Mode-Shell correspondence, a unifying phase space theory in topological physics -- Part I: Chiral number of zero-modes

TL;DR

This paper introduces the mode-shell correspondence, a unifying phase space framework in topological physics that relates zero-modes to shell invariants, connecting various topological theories and enabling analytical calculations.

Contribution

It presents a novel unifying theory linking zero-modes to shell invariants, encompassing bulk-edge, higher-order topological insulators, and classical index theories.

Findings

Unifies topological phenomena under the mode-shell correspondence.

Shows shell-invariant has a semi-classical limit as a generalized winding number.

Provides a framework for analytical computation of topological invariants.

Abstract

We propose a theory, that we call the \textit{mode-shell correspondence}, which relates the topological zero-modes localised in phase space to a \textit{shell} invariant defined on the surface forming a shell enclosing these zero-modes.

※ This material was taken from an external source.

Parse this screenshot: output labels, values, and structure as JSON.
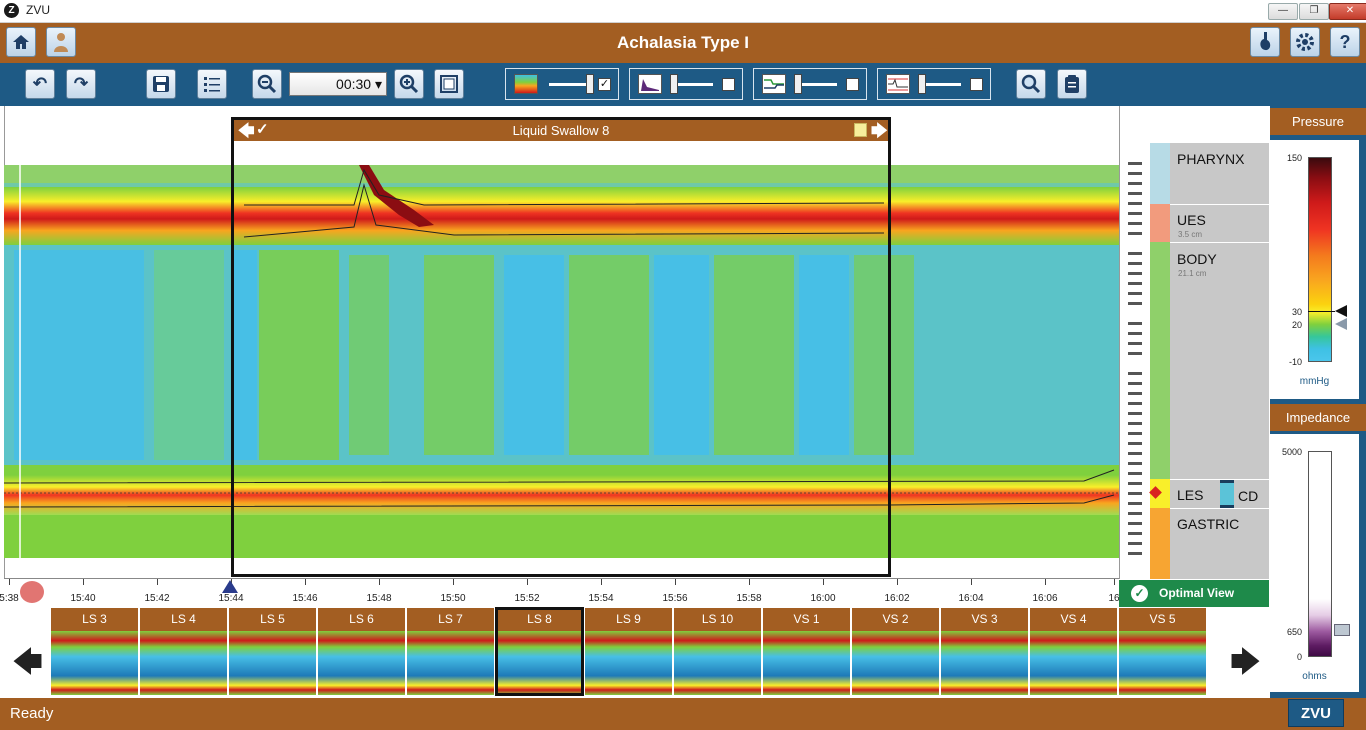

We show that the mode-shell formalism provides a general framework unifying important results of topological physics, such as the bulk-edge correspondence, higher-order topological insulators, but also the Atiyah-Singer and the Callias index theories. In this paper, we discuss the already rich phenomenology of chiral symmetric Hamiltonians where the topological quantity is the chiral number of zero-dimensionial zero-energy modes. We explain how, in a lot of cases, the shell-invariant has a semi-classical limit expressed as a generalised winding number on the shell, which makes it accessible to analytical computations.